Excellent! But also have never seen that mark before.


----------



## Screwtop (Dec 9, 2019)

iggyworf said:


> Excellent! But also have never seen that mark before.


I can't find anything like it. No one seems to know.


----------



## Screwtop (Dec 9, 2019)

I notice that is is a really red color compared to my other bottles. I've been doing searches all day, with no luck on the base mark, but I've seen bottles of this color.


----------



## Screwtop (Dec 9, 2019)

http://bottleinfo.historicbottles.com/pdffiles/GrahamGlass.pdf
		


Found it!

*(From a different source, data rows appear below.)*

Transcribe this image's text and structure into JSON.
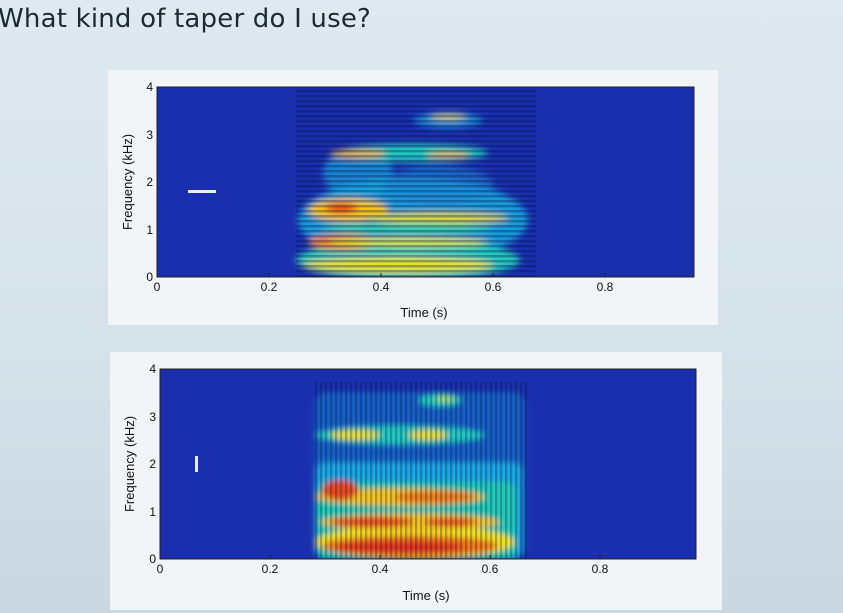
{
  "slide": {
    "title": "What kind of taper do I use?"
  },
  "spectrograms": [
    {
      "xlabel": "Time (s)",
      "ylabel": "Frequency (kHz)",
      "xticks": [
        "0",
        "0.2",
        "0.4",
        "0.6",
        "0.8"
      ],
      "yticks": [
        "0",
        "1",
        "2",
        "3",
        "4"
      ],
      "taper_marker": "horizontal-bar",
      "background_color": "#1a2fae"
    },
    {
      "xlabel": "Time (s)",
      "ylabel": "Frequency (kHz)",
      "xticks": [
        "0",
        "0.2",
        "0.4",
        "0.6",
        "0.8"
      ],
      "yticks": [
        "0",
        "1",
        "2",
        "3",
        "4"
      ],
      "taper_marker": "vertical-bar",
      "background_color": "#1a2fae"
    }
  ]
}
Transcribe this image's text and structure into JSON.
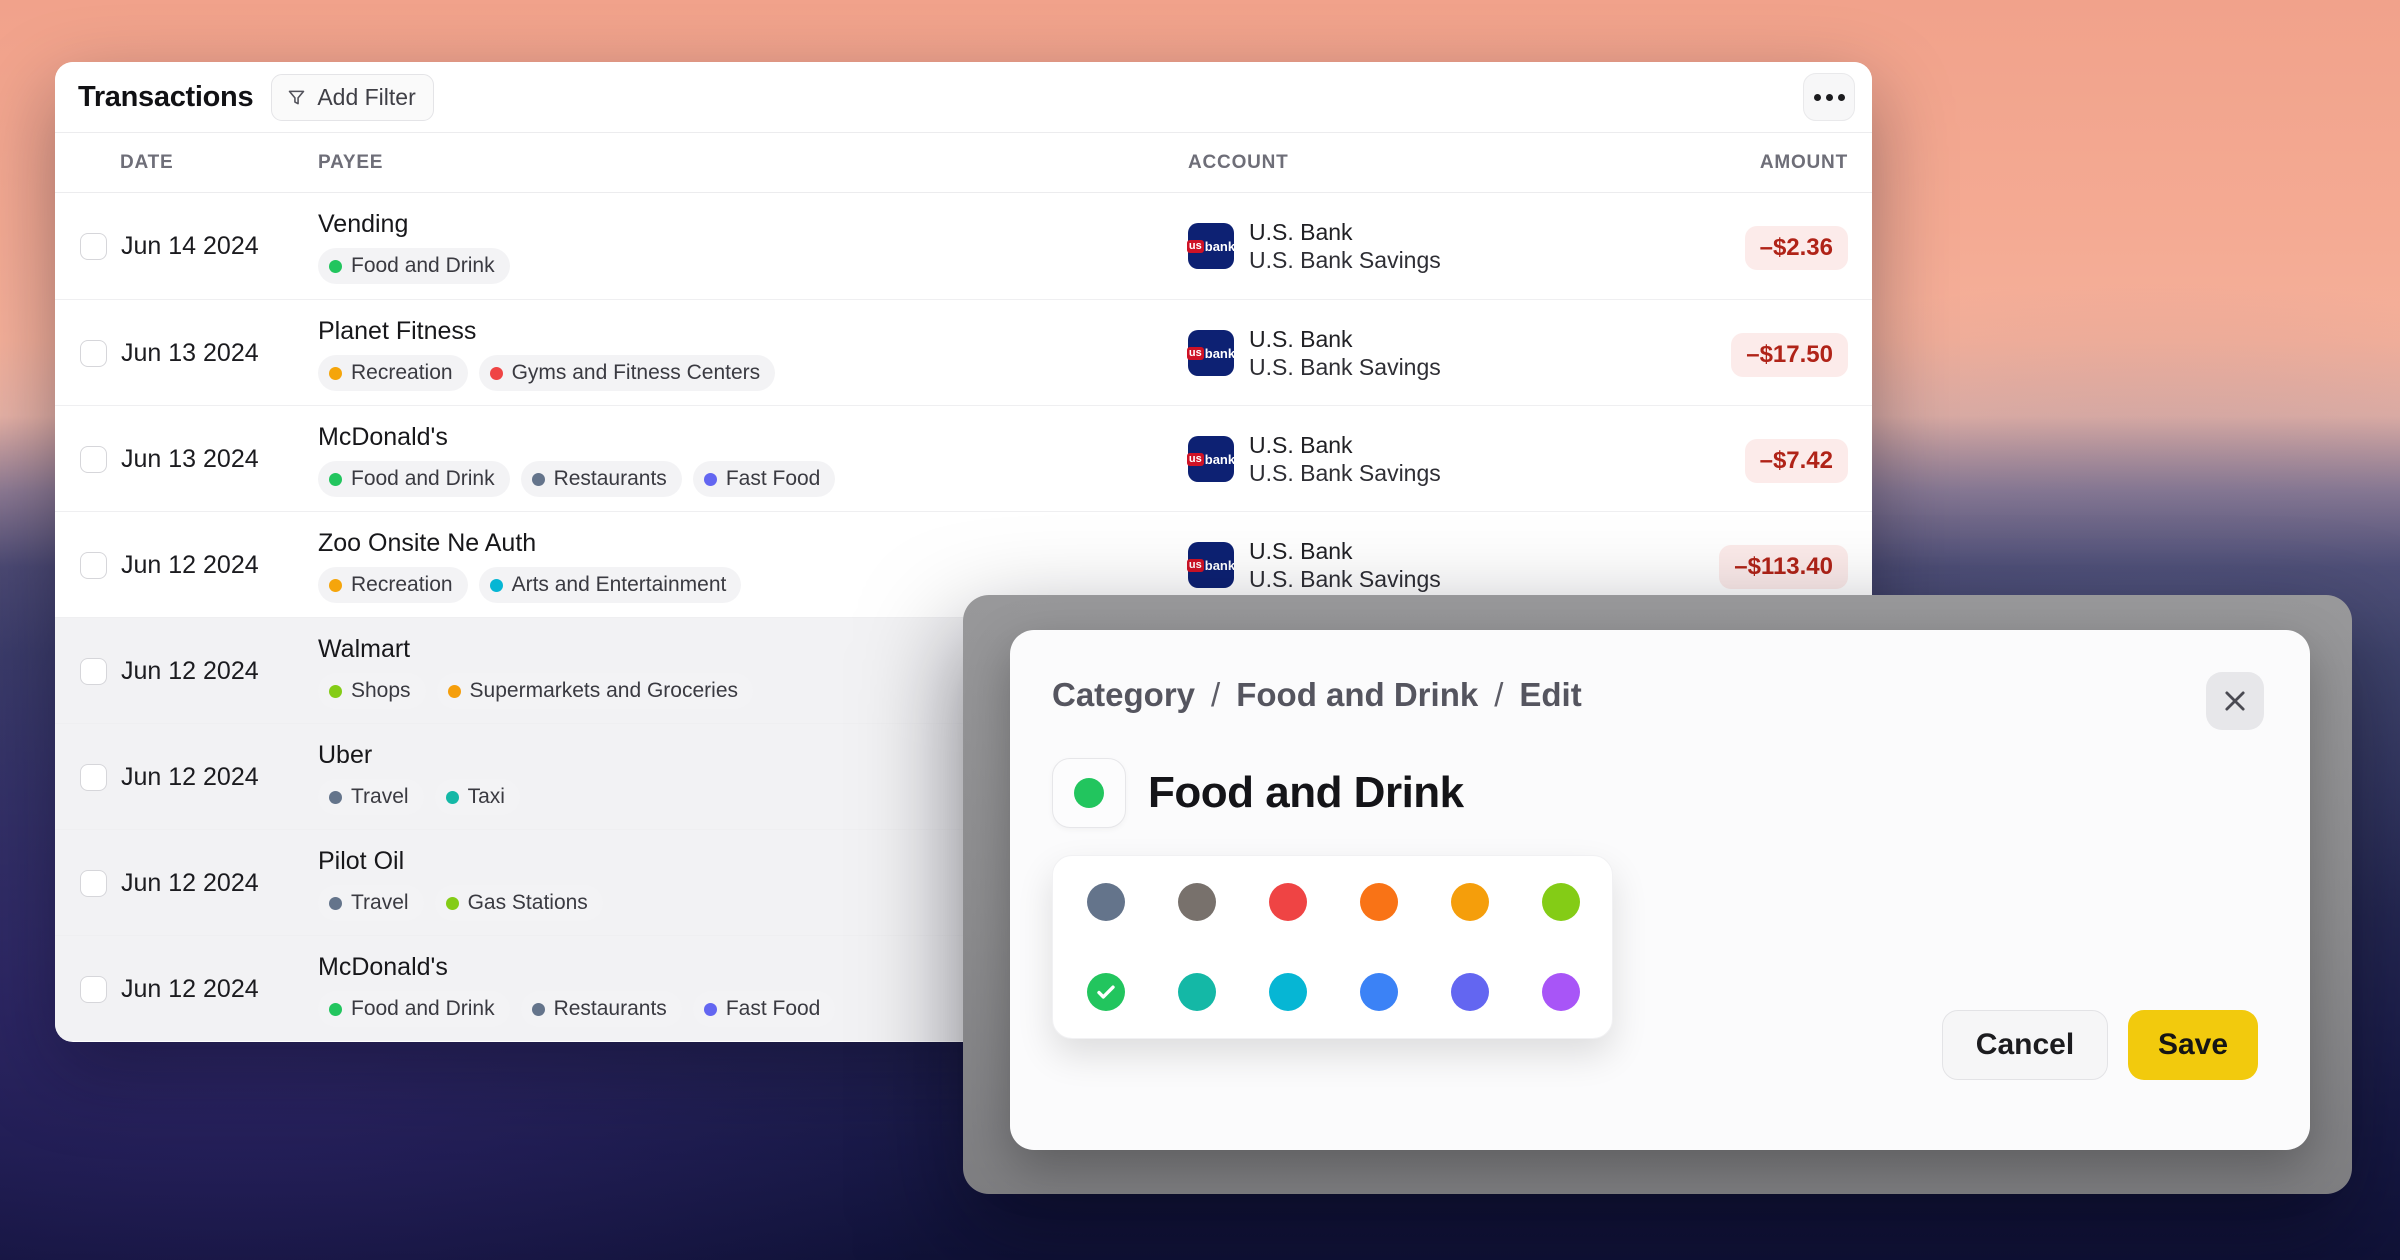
{
  "window": {
    "title": "Transactions",
    "add_filter_label": "Add Filter",
    "more_icon": "ellipsis-icon",
    "columns": {
      "date": "DATE",
      "payee": "PAYEE",
      "account": "ACCOUNT",
      "amount": "AMOUNT"
    },
    "bank_logo": {
      "us": "us",
      "bank": "bank"
    },
    "rows": [
      {
        "date": "Jun 14 2024",
        "payee": "Vending",
        "tags": [
          {
            "label": "Food and Drink",
            "dot": "#22c55e"
          }
        ],
        "account_name": "U.S. Bank",
        "account_sub": "U.S. Bank Savings",
        "amount": "–$2.36",
        "dimmed": false
      },
      {
        "date": "Jun 13 2024",
        "payee": "Planet Fitness",
        "tags": [
          {
            "label": "Recreation",
            "dot": "#f5a50b"
          },
          {
            "label": "Gyms and Fitness Centers",
            "dot": "#ef4444"
          }
        ],
        "account_name": "U.S. Bank",
        "account_sub": "U.S. Bank Savings",
        "amount": "–$17.50",
        "dimmed": false
      },
      {
        "date": "Jun 13 2024",
        "payee": "McDonald's",
        "tags": [
          {
            "label": "Food and Drink",
            "dot": "#22c55e"
          },
          {
            "label": "Restaurants",
            "dot": "#64748b"
          },
          {
            "label": "Fast Food",
            "dot": "#6366f1"
          }
        ],
        "account_name": "U.S. Bank",
        "account_sub": "U.S. Bank Savings",
        "amount": "–$7.42",
        "dimmed": false
      },
      {
        "date": "Jun 12 2024",
        "payee": "Zoo Onsite Ne Auth",
        "tags": [
          {
            "label": "Recreation",
            "dot": "#f5a50b"
          },
          {
            "label": "Arts and Entertainment",
            "dot": "#06b6d4"
          }
        ],
        "account_name": "U.S. Bank",
        "account_sub": "U.S. Bank Savings",
        "amount": "–$113.40",
        "dimmed": false
      },
      {
        "date": "Jun 12 2024",
        "payee": "Walmart",
        "tags": [
          {
            "label": "Shops",
            "dot": "#84cc16"
          },
          {
            "label": "Supermarkets and Groceries",
            "dot": "#f59e0b"
          }
        ],
        "account_name": null,
        "account_sub": null,
        "amount": null,
        "dimmed": true
      },
      {
        "date": "Jun 12 2024",
        "payee": "Uber",
        "tags": [
          {
            "label": "Travel",
            "dot": "#64748b"
          },
          {
            "label": "Taxi",
            "dot": "#14b8a6"
          }
        ],
        "account_name": null,
        "account_sub": null,
        "amount": null,
        "dimmed": true
      },
      {
        "date": "Jun 12 2024",
        "payee": "Pilot Oil",
        "tags": [
          {
            "label": "Travel",
            "dot": "#64748b"
          },
          {
            "label": "Gas Stations",
            "dot": "#84cc16"
          }
        ],
        "account_name": null,
        "account_sub": null,
        "amount": null,
        "dimmed": true
      },
      {
        "date": "Jun 12 2024",
        "payee": "McDonald's",
        "tags": [
          {
            "label": "Food and Drink",
            "dot": "#22c55e"
          },
          {
            "label": "Restaurants",
            "dot": "#64748b"
          },
          {
            "label": "Fast Food",
            "dot": "#6366f1"
          }
        ],
        "account_name": null,
        "account_sub": null,
        "amount": null,
        "dimmed": true
      }
    ]
  },
  "modal": {
    "breadcrumb": [
      "Category",
      "Food and Drink",
      "Edit"
    ],
    "breadcrumb_separator": "/",
    "close_icon": "x-icon",
    "title": "Food and Drink",
    "title_dot_color": "#22c55e",
    "swatches": [
      {
        "color": "#64748b",
        "selected": false
      },
      {
        "color": "#78716c",
        "selected": false
      },
      {
        "color": "#ef4444",
        "selected": false
      },
      {
        "color": "#f97316",
        "selected": false
      },
      {
        "color": "#f59e0b",
        "selected": false
      },
      {
        "color": "#84cc16",
        "selected": false
      },
      {
        "color": "#22c55e",
        "selected": true
      },
      {
        "color": "#14b8a6",
        "selected": false
      },
      {
        "color": "#06b6d4",
        "selected": false
      },
      {
        "color": "#3b82f6",
        "selected": false
      },
      {
        "color": "#6366f1",
        "selected": false
      },
      {
        "color": "#a855f7",
        "selected": false
      }
    ],
    "cancel_label": "Cancel",
    "save_label": "Save"
  },
  "colors": {
    "save_button": "#f2ca0d",
    "amount_text": "#b02318",
    "amount_pill_bg": "#fcebea",
    "bank_icon_bg": "#0d2173",
    "bank_badge_red": "#cf1226",
    "backdrop_gray": "#8c8c8e"
  }
}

But this is the exciting part!

"Bill Porter has discovered nine examples – from five states, all in the South – where the mark appeared on the bases of a straight-sided Coke bottles"


----------



## swpender (Dec 30, 2019)

This is from Bill Porter 4th Edition







Sent from my iPhone using Tapatalk


----------



## Screwtop (Dec 30, 2019)

swpender said:


> This is from Bill Porter 4th Edition
> 
> 
> 
> ...




The problem is, every Lexington straight side I've come across does not have this marking on it.


----------



## swpender (Dec 30, 2019)

Certainly isn’t a run-of-the-mill SSC. The article says 9 examples in 5 states. If that is still the number, worst case is 5 of them are Lexington. Probably in the “worthy of email” to oldcokes@aol.com 


Sent from my iPhone using Tapatalk


----------



## Screwtop (Dec 30, 2019)

Definitely not run of the mill. It's been a while, and no answers from anybody I thought would know.


----------



## Patagoniandigger (Jan 17, 2020)

T


Screwtop said:


> View attachment 191665View attachment 191666View attachment 191667
> 
> 
> 
> ...


The bottle embossed on the base is the only  thing upside down. I think. It's a  G to me. By the way. Neat one.


----------



## mayor (Feb 19, 2020)

How much you want for the bottle?  It would look good with my other 200 plus soda bottles!


----------